Last modified: 2013-11-26 09:44:40 UTC
GLib should document that GPid and pid_t are interchangeable. Or are they? Same about gsize and gssize. They should be documented as replacement dropin of their POSIX equivalents.
By serependity, bug 400184 illustrates that on Solaris typeof (pid_t) == typeof (long), whereas GPid is defined as a bare int on UNIX. So can I second Behdad's question about whether GPid can be used as a replacement for pid_t? (Summary updated)
By inspection of configure.ac, gsize and gssize are guaranteed to be the same size as size_t, but GPid is not guaranteed to be the same size as pid_t (even on Unix). I'll add some straw-man patches.
Created attachment 198101 [details] [review] [1/2] gsize, gssize: guarantee that these are the same as size_t, ssize_t
Created attachment 198102 [details] [review] [2/2] GPid: explicitly do not guarantee equivalance with pid_t
Any opinions on these documentation improvements?

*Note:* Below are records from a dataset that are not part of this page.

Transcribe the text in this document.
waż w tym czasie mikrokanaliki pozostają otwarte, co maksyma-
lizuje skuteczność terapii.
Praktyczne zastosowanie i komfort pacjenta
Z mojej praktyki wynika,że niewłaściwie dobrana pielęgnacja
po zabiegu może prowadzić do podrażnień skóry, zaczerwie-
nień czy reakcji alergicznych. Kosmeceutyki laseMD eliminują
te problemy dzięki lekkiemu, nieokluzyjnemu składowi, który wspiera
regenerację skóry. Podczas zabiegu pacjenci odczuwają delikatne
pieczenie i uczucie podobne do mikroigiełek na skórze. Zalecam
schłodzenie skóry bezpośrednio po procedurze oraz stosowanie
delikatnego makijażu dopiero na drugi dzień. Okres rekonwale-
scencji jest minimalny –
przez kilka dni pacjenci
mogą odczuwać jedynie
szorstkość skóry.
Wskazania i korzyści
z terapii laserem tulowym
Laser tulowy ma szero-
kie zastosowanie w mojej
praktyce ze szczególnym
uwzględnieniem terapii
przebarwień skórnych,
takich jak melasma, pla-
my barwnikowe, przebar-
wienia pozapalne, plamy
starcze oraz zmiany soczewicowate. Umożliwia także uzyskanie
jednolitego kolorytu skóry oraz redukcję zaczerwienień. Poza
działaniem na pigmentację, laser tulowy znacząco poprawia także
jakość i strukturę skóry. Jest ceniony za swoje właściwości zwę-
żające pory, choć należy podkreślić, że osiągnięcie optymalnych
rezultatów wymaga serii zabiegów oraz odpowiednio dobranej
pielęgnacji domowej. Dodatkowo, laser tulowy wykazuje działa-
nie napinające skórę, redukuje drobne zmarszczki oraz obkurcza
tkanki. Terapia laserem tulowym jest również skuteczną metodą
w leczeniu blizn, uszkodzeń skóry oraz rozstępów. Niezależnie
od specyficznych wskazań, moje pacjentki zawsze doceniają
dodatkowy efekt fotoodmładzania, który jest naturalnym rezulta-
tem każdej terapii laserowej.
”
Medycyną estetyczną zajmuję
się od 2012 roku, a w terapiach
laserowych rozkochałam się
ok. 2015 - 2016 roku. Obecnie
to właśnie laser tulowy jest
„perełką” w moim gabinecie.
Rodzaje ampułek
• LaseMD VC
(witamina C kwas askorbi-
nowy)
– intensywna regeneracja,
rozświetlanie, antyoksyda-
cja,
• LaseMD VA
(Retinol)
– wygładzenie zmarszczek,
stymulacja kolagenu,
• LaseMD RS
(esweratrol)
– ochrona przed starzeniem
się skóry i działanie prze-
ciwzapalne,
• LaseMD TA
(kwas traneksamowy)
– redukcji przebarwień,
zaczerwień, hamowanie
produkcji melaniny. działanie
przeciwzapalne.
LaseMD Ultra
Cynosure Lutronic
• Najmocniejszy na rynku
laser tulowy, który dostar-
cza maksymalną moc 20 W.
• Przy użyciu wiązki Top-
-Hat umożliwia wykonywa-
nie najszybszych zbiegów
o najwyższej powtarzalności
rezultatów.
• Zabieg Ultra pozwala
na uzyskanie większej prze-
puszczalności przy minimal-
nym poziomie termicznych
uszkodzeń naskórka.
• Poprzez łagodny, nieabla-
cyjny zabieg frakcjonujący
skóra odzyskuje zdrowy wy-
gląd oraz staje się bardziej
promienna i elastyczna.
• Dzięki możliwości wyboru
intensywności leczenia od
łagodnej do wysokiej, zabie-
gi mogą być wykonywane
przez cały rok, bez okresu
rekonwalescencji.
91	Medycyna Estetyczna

Ugh. That makes any API using GPid broken on 64-bit Solaris. I think the only plausible fix here is to fix the size of GPid; while that's theoretically an ABI break, no one could have been successfully using any GPid-based API on those platforms before, so it should only be able to break already-broken apps. Right?

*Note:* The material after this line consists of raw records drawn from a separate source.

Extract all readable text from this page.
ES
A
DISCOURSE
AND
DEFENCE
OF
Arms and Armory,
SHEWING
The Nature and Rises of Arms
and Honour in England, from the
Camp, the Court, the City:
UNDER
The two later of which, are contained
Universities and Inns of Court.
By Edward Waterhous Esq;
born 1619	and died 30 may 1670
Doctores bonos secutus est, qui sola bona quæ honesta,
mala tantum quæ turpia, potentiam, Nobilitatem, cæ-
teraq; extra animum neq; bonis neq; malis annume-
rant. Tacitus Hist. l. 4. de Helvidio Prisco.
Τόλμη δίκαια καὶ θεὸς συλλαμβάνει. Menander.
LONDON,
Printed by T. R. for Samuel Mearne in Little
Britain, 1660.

(In reply to comment #6) > Ugh. That makes any API using GPid broken on 64-bit Solaris. If pid_t is 64-bit but no process is allowed to have a pid greater than G_MAXINT32, then everything's fine, even on 64-bit Solaris? I don't know whether that's the case, though. (Analogous: on Linux, pid_t is a 32-bit integer, but normally only takes 16-bit values, and can't actually be more than 2^29 without breaking futexes.)

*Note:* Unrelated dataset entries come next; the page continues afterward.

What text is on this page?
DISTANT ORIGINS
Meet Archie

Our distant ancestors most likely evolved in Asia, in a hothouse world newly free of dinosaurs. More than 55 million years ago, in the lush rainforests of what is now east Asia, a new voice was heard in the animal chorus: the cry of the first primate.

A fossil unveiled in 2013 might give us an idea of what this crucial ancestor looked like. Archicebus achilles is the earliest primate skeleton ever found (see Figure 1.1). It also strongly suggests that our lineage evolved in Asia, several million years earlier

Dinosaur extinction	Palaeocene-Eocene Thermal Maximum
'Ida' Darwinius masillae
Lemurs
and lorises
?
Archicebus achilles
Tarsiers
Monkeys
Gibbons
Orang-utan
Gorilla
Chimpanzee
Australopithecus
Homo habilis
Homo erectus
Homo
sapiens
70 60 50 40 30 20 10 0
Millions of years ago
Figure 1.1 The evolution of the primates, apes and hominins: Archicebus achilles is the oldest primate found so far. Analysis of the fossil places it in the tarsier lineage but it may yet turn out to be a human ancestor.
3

wait, http://docs.oracle.com/cd/E19455-01/806-0477/chapter3-52/index.html says: Related to this, a number of derived types might have changed under the LP64 data model for the reason stated above. For example, pid_t remains a long in the 32-bit environment, but under the 64-bit environment, a pid_t is an int. implying that they changed the typedef to keep the type the same size... (found while googling for "solaris 64bit pid_t")
(In reply to comment #3) > [1/2] gsize, gssize: guarantee that these are the same as size_t, ssize_t Any chance of a review for this documentation clarification?
Comment on attachment 198101 [details] [review] [1/2] gsize, gssize: guarantee that these are the same as size_t, ssize_t sure
doesn't apply anymore, and we already say 'corresponding to'
The original questions were: is GPid guaranteed to be the same size as pid_t? is g(s)size guaranteed to be (s)size_t? I don't think "corresponding to" is enough to distinguish between "large enough to store all foo_t values" (i.e. sizeof (gfoo) >= sizeof (foo_t)) and "the same size as a foo_t, such that you can pass a gfoo* where a foo_t* is expected" (sizeof (gfoo) == sizeof (foo_t)).